The arboreal benefits mentioned by Hothersall are vast. As Mother Nature’s most remarkable multi-taskers, urban trees scrub dirty air, sequester carbon and reduce the severity of flooding events all the while fostering the growth of biodiversity. The positive — even life-saving — impact that trees have on the mental and physical wellbeing of a city’s denizens cannot be ignored.

And then there’s the matter of our gradually warming planet. City of Trees sees the project as a first-line defense against the impacts of climate change, particularly when it comes to the natural shading and cooling abilities of trees. Not only are cooler cities more comfortable but they’re also ultimate cleaner as trees help to lower a city dweller’s reliance on energy-intensive air conditioning, which, of course, requires the burning of fossil fuels – an activity that Manchester is historically very well acquainted with.

Speaking to the BBC, Hothersall goes on to elaborate that City of Trees, an initiative spearheaded by the Oglesby Charitable Trust in partnership with the Community Forest Trust, is working with an array of partners to “identify parcels of land for tree planting.”

“It is really about planting trees wherever it’s appropriate to put trees,” Hothersall says. “What is really important is it’s about the right tree in the right place.”

Click here to watch “Introducing City Forest Park”: https://youtu.be/BouN0gVkJRk

And speaking of “right places,” Hothesall mentions specific examples demonstrating that urban trees can be good for the bottom line. Restaurant- and shop-flanked pedestrian zones that are also lined with trees tend to perform better than similarly retail-heavy areas where trees are scarce. Essentially, trees make people want to linger for longer amounts of time — and spend money.

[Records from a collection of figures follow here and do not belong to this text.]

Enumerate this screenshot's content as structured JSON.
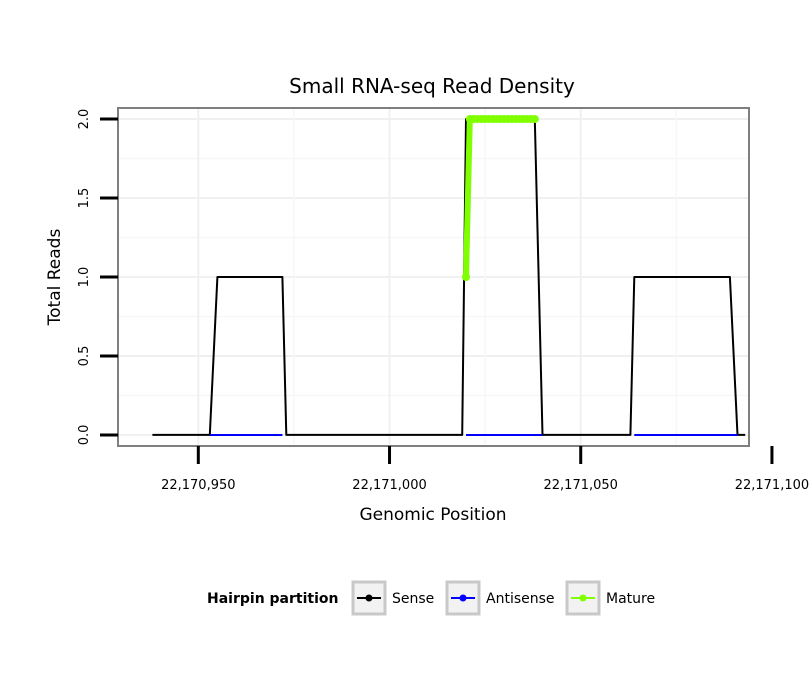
{
  "chart_data": {
    "type": "line",
    "title": "Small RNA-seq Read Density",
    "xlabel": "Genomic Position",
    "ylabel": "Total Reads",
    "xlim": [
      22170929,
      22171094
    ],
    "ylim": [
      -0.07,
      2.07
    ],
    "x_ticks": [
      22170950,
      22171000,
      22171050,
      22171100
    ],
    "x_tick_labels": [
      "22,170,950",
      "22,171,000",
      "22,171,050",
      "22,171,100"
    ],
    "y_ticks": [
      0,
      0.5,
      1,
      1.5,
      2
    ],
    "y_tick_labels": [
      "0.0",
      "0.5",
      "1.0",
      "1.5",
      "2.0"
    ],
    "grid": true,
    "legend": {
      "title": "Hairpin partition",
      "position": "bottom",
      "items": [
        "Sense",
        "Antisense",
        "Mature"
      ]
    },
    "series": [
      {
        "name": "Sense",
        "color": "#000000",
        "points": false,
        "x": [
          22170938,
          22170953,
          22170955,
          22170972,
          22170973,
          22171019,
          22171020,
          22171038,
          22171040,
          22171063,
          22171064,
          22171089,
          22171091,
          22171093
        ],
        "values": [
          0,
          0,
          1,
          1,
          0,
          0,
          2,
          2,
          0,
          0,
          1,
          1,
          0,
          0
        ]
      },
      {
        "name": "Antisense",
        "color": "#0000ff",
        "points": false,
        "x": [
          22170953,
          22170972,
          22171020,
          22171040,
          22171064,
          22171091
        ],
        "values": [
          0,
          0,
          0,
          0,
          0,
          0
        ],
        "segments": [
          [
            0,
            1
          ],
          [
            2,
            3
          ],
          [
            4,
            5
          ]
        ]
      },
      {
        "name": "Mature",
        "color": "#7fff00",
        "points": true,
        "x": [
          22171020,
          22171021,
          22171022,
          22171023,
          22171024,
          22171025,
          22171026,
          22171027,
          22171028,
          22171029,
          22171030,
          22171031,
          22171032,
          22171033,
          22171034,
          22171035,
          22171036,
          22171037,
          22171038
        ],
        "values": [
          1,
          2,
          2,
          2,
          2,
          2,
          2,
          2,
          2,
          2,
          2,
          2,
          2,
          2,
          2,
          2,
          2,
          2,
          2
        ]
      }
    ]
  }
}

Leafy retail havens aside, one of City of Trees’ larger individual projects is the creation of City Forest Park, an expansive urban green space (“the green beating heart of Greater Manchester”) proposed for once-forsaken industrial land that, at 800 acres, would be larger than London’s Hyde Park and Regents Park combined and larger than Central Park in New York City. Hothersall notes to the Manchester Evening News that “with the right investment, we will be able to realise City Forest Park’s full potential and give the region the inspiring green space and culture hub it deserves and needs.”